Hospital-based cancer registries
Nevertheless, to treat cancer patients, many African countries have dedicated cancer hospitals or cancer units in general hospitals. These hospitals receive patients generally from the urban and rural areas around the treatment area. According to Young , hospital-based cancer registries (HBCRs) can be fundamental sources of information in limited resource regions, where population based cancer registries are lacking. They can give an indication of the demand for cancer care services, which is useful for health policy and planning . In addition, cancer hospitals are a part of cancer-control programmes and are an essential component of the health care system .
Therefore, in a continent like Africa, it can be worthwhile to establish hospital cancer registries (HCRs) at the cancer centres and units of diagnosis and treatment in order to gather information on cancer diagnosis, treatment and survival. For example, in Brazil, there is a legal requirement that all cancer treatment units have an HBCR: a database on the patient characteristics, such as age, gender, address, educational level, tobacco and alcohol consumption, tumour stage, data of diagnosis, treatment adopted and survival . Knowing that the main sources of data on cancer are the medical records, it is possible to register detailed data such as: admission date, diagnosis date, stage, treatment and outcomes (recurrence, cure and death). To achieve a reliable HBCR, a coordination by the local physician at the cancer centre is needed, as well as training the cancer registrar in case finding, abstracting and registering the cancer cases in an organized data base containing the essential variables related to the patient and the tumour .

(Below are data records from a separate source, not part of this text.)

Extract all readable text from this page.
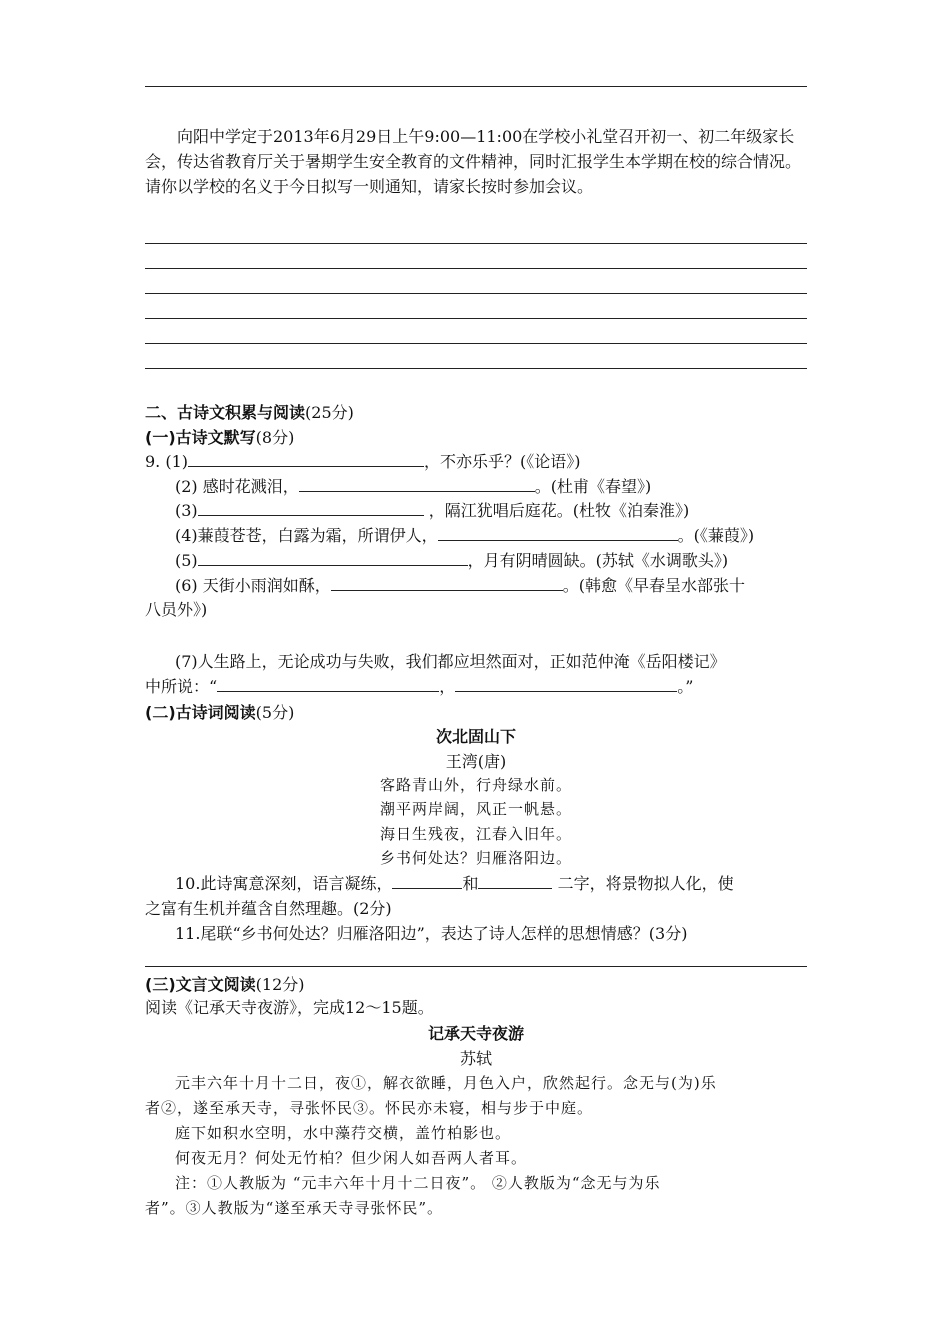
向阳中学定于2013年6月29日上午9:00—11:00在学校小礼堂召开初一、初二年级家长会，传达省教育厅关于暑期学生安全教育的文件精神，同时汇报学生本学期在校的综合情况。请你以学校的名义于今日拟写一则通知，请家长按时参加会议。
二、古诗文积累与阅读(25分)
(一)古诗文默写(8分)
9. (1)	，不亦乐乎？(《论语》)
(2) 感时花溅泪，	。(杜甫《春望》)
(3)	，隔江犹唱后庭花。(杜牧《泊秦淮》)
(4)蒹葭苍苍，白露为霜，所谓伊人，	。(《蒹葭》)
(5)	，月有阴晴圆缺。(苏轼《水调歌头》)
(6) 天街小雨润如酥，	。(韩愈《早春呈水部张十
八员外》)
(7)人生路上，无论成功与失败，我们都应坦然面对，正如范仲淹《岳阳楼记》
中所说：“	，	。”
(二)古诗词阅读(5分)
次北固山下
王湾(唐)
客路青山外，行舟绿水前。
潮平两岸阔，风正一帆悬。
海日生残夜，江春入旧年。
乡书何处达？归雁洛阳边。
10.此诗寓意深刻，语言凝练，	和	二字，将景物拟人化，使
之富有生机并蕴含自然理趣。(2分)
11.尾联“乡书何处达？归雁洛阳边”，表达了诗人怎样的思想情感？(3分)
(三)文言文阅读(12分)
阅读《记承天寺夜游》，完成12～15题。
记承天寺夜游
苏轼
元丰六年十月十二日，夜①，解衣欲睡，月色入户，欣然起行。念无与(为)乐
者②，遂至承天寺，寻张怀民③。怀民亦未寝，相与步于中庭。
庭下如积水空明，水中藻荇交横，盖竹柏影也。
何夜无月？何处无竹柏？但少闲人如吾两人者耳。
注：①人教版为 “元丰六年十月十二日夜”。 ②人教版为“念无与为乐
者”。③人教版为“遂至承天寺寻张怀民”。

Thus, it should be possible to create a reliable database from validated medical records in the units of cancer or cancer centres in Africa. In addition, a continuous collaboration with other cancer centres in the country can facilitate the exchange of reliable data, leading to improving cancer care in the area and gathering important survival information. The human resources (cancer registrars) can be trained continuously through online modules, for example, from very well-known sources, such as Surveillance, Epidemiology, and End Results (SEER, https://seer.cancer.gov/) from the USA  or on site by periodical cancer registration courses. An online forum can be established with experts in cancer registration. Thus, it is feasible to implement HBCRs in Africa to accelerate information on cancer from African cancer centres aiming to create a network of cancer centres with HBCRs.
Figure 1 shows a description of the standard operation procedures to be followed by the cancer registrar in an HBCR to register a cancer case.
All too often, cancer presents at an advanced stage in Africa when cure is no longer possible and palliation is the sole alternative. Many groups and organisations are working to improve the outcome of cancer in African patients. This requires information about the cancer stage and mode of diagnosis, the treatment employed and the follow-up information. The use of HBCRs as sources of cancer information can improve knowledge on cancer diagnosis, treatment and survival in African countries. Establishing and sustaining an HBCR in a cancer centre or cancer treatment unit is paramount to produce cancer registration with good data quality. In addition, the HBCR can be a sustainable source to sustain local cancer-control programmes and can be a complementary source of information to PBCRs.
Conflicts of interest
The author has no conflicts of interest to declare.